The Serpell report gave rise to a wide public debate in Scotland, as elsewhere, about the future of the railways. Having listened carefully to that debate, my right hon. Friend the Secretary of State for Transport has given the chairman of the Railways Board a clear statement of the objectives the Government wish him to pursue. The chairman's guiding objective is to run an efficient railway providing good value for money. That is in the interests of Scotland as of the rest of the country.

Mr. Clarke

Does the right hon. Gentleman agree that it is time to end the haemorrhage of job losses in the railway industry in Scotland as elsewhere? Does he agree that it is time for reinvestment and electrification, and, further, that it is time to make the railway services an essential part of an expanding Scottish industry?

Mr. Younger

I appreciate half of what the hon. Gentleman says, but the overriding objective of the chairman of the British Railways Board must be to run an efficient and effective railway for its customers. In that regard I am encouraged, first, by the progress that is being made, notably in electrification, which, as the House knows, is beginning on the Ayr to Glasgow line, and, secondly, by the new signalling techniques that are being introduced on Scottish lines.

Mr. Bill Walker

Does my right hon.

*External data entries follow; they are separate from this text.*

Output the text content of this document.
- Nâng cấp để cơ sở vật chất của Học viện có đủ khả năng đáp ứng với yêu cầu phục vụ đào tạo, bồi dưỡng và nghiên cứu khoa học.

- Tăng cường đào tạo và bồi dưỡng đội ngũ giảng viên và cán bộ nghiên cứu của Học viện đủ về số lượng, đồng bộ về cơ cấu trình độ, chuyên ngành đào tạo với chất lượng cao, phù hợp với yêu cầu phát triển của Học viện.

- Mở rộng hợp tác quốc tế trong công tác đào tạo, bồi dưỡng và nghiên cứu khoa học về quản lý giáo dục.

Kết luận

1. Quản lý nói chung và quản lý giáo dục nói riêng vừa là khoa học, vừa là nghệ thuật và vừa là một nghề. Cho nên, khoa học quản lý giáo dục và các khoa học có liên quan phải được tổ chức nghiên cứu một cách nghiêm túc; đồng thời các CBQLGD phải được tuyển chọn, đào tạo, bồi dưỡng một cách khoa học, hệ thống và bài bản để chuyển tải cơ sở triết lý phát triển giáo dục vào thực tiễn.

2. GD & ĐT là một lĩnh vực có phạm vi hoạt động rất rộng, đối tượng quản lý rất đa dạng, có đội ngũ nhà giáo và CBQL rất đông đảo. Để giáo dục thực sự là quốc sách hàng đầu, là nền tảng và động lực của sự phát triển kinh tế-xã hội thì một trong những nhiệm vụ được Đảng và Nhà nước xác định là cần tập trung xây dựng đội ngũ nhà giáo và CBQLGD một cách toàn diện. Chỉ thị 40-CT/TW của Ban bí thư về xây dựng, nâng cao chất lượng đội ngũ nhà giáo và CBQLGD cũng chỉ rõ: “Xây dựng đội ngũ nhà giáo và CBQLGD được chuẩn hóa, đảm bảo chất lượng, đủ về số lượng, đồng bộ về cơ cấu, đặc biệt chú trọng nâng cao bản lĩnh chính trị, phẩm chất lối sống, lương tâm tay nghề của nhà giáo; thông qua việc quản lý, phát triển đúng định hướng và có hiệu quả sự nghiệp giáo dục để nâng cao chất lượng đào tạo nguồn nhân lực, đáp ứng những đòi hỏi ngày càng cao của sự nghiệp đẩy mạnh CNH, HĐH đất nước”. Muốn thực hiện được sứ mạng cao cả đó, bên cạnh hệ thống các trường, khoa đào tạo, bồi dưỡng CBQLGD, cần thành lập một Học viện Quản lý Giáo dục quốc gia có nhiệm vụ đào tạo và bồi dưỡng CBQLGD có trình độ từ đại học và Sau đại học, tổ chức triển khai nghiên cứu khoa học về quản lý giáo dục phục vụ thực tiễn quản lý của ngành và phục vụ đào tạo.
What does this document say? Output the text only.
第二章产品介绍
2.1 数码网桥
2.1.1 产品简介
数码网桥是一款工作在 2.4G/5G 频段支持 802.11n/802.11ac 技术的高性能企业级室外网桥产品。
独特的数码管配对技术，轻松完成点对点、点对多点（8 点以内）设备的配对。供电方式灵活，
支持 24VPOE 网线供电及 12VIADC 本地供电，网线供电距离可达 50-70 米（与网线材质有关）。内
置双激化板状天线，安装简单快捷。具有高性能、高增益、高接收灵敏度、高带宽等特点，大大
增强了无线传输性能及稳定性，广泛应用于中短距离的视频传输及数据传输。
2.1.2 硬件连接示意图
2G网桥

Friend agree that one of the advantages of the Serpell report is that it has concentrated attention on the lines north of Glasgow and Edinburgh, and that that is a good thing, as it shows clearly that the line between Perth and Inverness is vital?

Mr. Younger

The Serpell report did us a service in drawing together many views on the railway system. However, as I have stressed before, the Serpell report does not represent Government policy. It is a useful starting point for considering what future policy should be.

Mr. Dalyell

What serious credence should we give to a report that solemnly suggests as an option that the passenger service should terminate at the great megalopolis of Crianlarich?

Mr. Younger

I suspect that the hon. Gentleman knows Crianlarich as well as I do. However, that is a complete distortion of the general purpose of the Serpell report—[Interruption.] Serpell deliberately tried to set out different options. The fact that the hon. Gentleman and I probably do not agree with many of them does not invalidate the exercise.

Mr. Michael Forsyth

Does my right hon. Friend agree that absurdities such as the termination of the line at Crianlarich have arisen because we too often accept that restrictive practices and overmanning in British. Rail should be allowed to continue at the expense of passenger services?

Mr. Younger

I appreciate that point. I cannot stress too strongly—and I hope that all hon. Members agree— that the overriding objective of running a railway is to satisfy the customers.

Mr. Russell Johnston

Is that not exactly the point? Is it not true that in countries such as France there has been considerable investment in the railways and that that has shown a return in that more people are using them? Is it not time that the Scottish Office took a positive attitude towards rail investment?

Mr. Younger

The Scottish Office does take a positive view. There has been considerable investment in the railways in recent years and that investment is continuing. I direct the hon. Gentleman's attention to the most interesting improvements that are now being made in signalling techniques. They can save many jobs in the railway industry, by making it more effective and efficient and so keeping the services going.

Mr. Dewar

Does the Secretary of State not accept that the whole Serpell exercise has done untold damage to the morale of the railway industry in Scotland, and that it is in the interests of Scotland—to use the Secretary of State's phrase—that the present railway network should be preserved? That should be stated in absolute terms by any Secretary of State. I believe that the burden of section 20 payments on Strathclyde region are projected in the coming year to amount to more than £30 million. That is putting an enormous strain on the ability to maintain the sort of railway network that the council wants and the travelling public need. Will the Secretary of State look seriously at that problem and see whether the Scottish Office or the rate support grant settlement can do anything to help?

Mr. Younger

I appreciate the problem outlined in the hon. Gentleman's latter point. Without being in any way unsympathetic to it, I should point out that Strathclyde faces a problem which the rest of us face all the time in trying to find enough money to do all the things that we would like to do. Of course I shall consider the problem and see what I can do to help. My right hon. Friend and I have made it clear on several occasions that, in the light of the Serpell report, it is not our intention that the board should embark on a programme of major route closures. That applies just as much to Scotland as to anywhere else in the United Kingdom.